From the Print

Columbus performer and educator Eric “The Fish” Paton has been teaching Antioch School students the art of Japanese taiko drumming during an arts residency that ends this Friday, with a performance at the school. He’s shown here with students from the school’s Younger Group, including, in the foreground, Kai Maruyama, left, and Zenya Miyazaki, center. The residency was funded by the school’s Emily Baily Fund. (Diane Chiddister)

Antioch School kids feel the beat

Kids love drums. Performer and educator Eric “The Fish” Paton thinks he knows why.

“There’s this sense of personal expression that’s possible,” Paton said in a recent interview, comparing introducing drums to a group of children with introducing oboes, a process that would take considerably longer. “Everyone can find their voice quickly.”

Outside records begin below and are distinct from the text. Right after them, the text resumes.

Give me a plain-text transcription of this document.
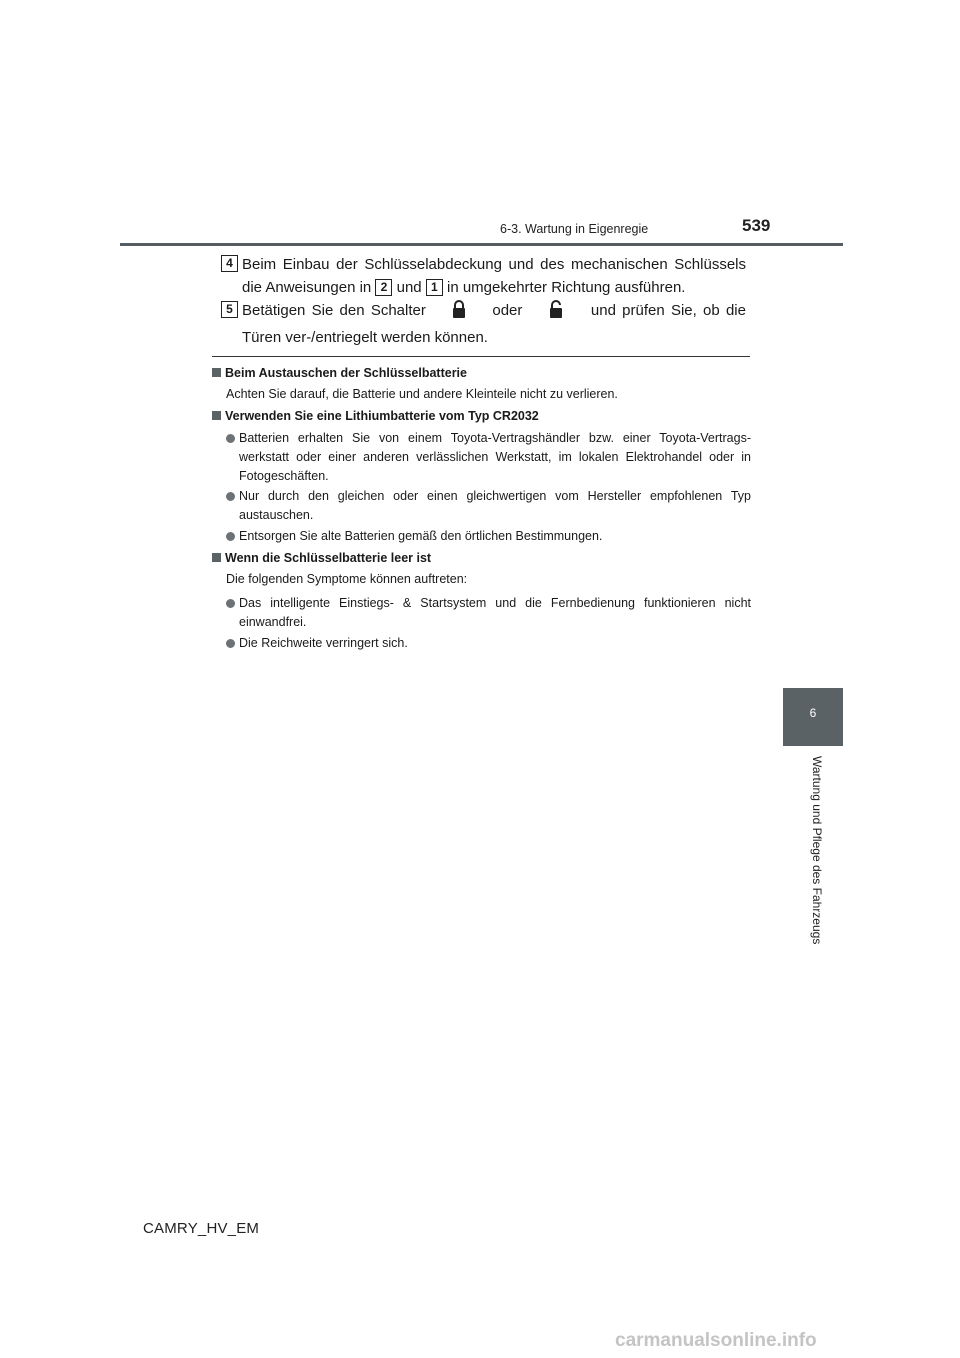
6-3. Wartung in Eigenregie	539
6
Wartung und Pflege des Fahrzeugs
4 Beim Einbau der Schlüsselabdeckung und des mechanischen Schlüssels die Anweisungen in 2 und 1 in umgekehrter Richtung ausführen.
5 Betätigen Sie den Schalter	oder	und prüfen Sie, ob die Türen ver-/entriegelt werden können.
Beim Austauschen der Schlüsselbatterie
Achten Sie darauf, die Batterie und andere Kleinteile nicht zu verlieren.
Verwenden Sie eine Lithiumbatterie vom Typ CR2032
Batterien erhalten Sie von einem Toyota-Vertragshändler bzw. einer Toyota-Vertrags-werkstatt oder einer anderen verlässlichen Werkstatt, im lokalen Elektrohandel oder in Fotogeschäften.
Nur durch den gleichen oder einen gleichwertigen vom Hersteller empfohlenen Typ austauschen.
Entsorgen Sie alte Batterien gemäß den örtlichen Bestimmungen.
Wenn die Schlüsselbatterie leer ist
Die folgenden Symptome können auftreten:
Das intelligente Einstiegs- & Startsystem und die Fernbedienung funktionieren nicht einwandfrei.
Die Reichweite verringert sich.
CAMRY_HV_EM
carmanualsonline.info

Paton should know. As an artist with the Greater Columbus Arts Council Artists in Schools program, he’s conducted more than a thousand workshops that bring kids and drums together. For the past several weeks, he’s been doing so during an arts residency at the Antioch School, with a focus on the Japanese art of taiko drumming. The residency, which is funded by the school’s Emily Bailey Fund, ends this Friday, when children will perform for the school community.

As the children practiced for their performance last Friday, the school’s art/science room exploded with sound and energy.

“I call, you answer,” Paton called out at the beginning of each new piece to a group of Younger Group students, who were standing beside drums nearly as big as they were. “Have your sticks poised and ready.”

Wearing a kimono over his clothes, Paton then drummed out a rhythm, the children responded, and back and forth it went, each round growing more robust than the last. He began each piece with Japanese chanting, which he taught to the children, and ended it with a low bow, after which the children bowed, too.

Taiko drumming is much more than just making noise, Paton said. Learning the ritual is also learning about Japanese culture, and while he drums, Paton explains the importance of his warrior-like stance, and why it matters how he moves when he’s away from his drums. And like much of Japanese culture, taiko drumming is also about functioning as a group, Paton said.

“When we play as a group, it generates a sense of community,” he said.

During a break, Paton asked the children if they had questions about Japan, where he spent his growing-up years. While they didn’t have questions at that moment, several were pleased to announce their own Japanese credentials.

“I’m one-fourth Japanese,” Kai Maruyama said.

“I’m one-half Japanese, I think,” Zenya Miyazaki said.

The Antioch School is much more culturally diverse than most schools he visits, Paton said later.

“I see a student body that brings more cultural backgrounds to the table. The children are very open about sharing their backgrounds,” he said.

Past students have told him that taiko drumming creates an elevated mood, releases anger and helps them achieve a sense of being transported.

While the Antioch School children didn’t describe their experience in such sophisticated language, they were unanimous in their enthusiasm for the art.

“I like it because my whole body vibrates,” Eliana Ling said.

“He’s my favorite artist in residence,” said Carter Griffin.

Amelie Maruyama loved the sound of the wooden sticks on the sides of the drums, and Selah Griffin liked “how we all got to wear Japanese coats.”

“I like the noise and the rhythm,” said Lida Boutis.

The praise was reciprocal. Paton, a longtime percussionist in the Columbus arts scene, was also pleased to return to the Antioch School, where he last gave a residency in 2001.

“It’s nice to come back to a school that has a family atmosphere,” he said. “Part of that’s due to the size and part to the way students and teachers interact, with lots of trust and respect. It’s a special place.”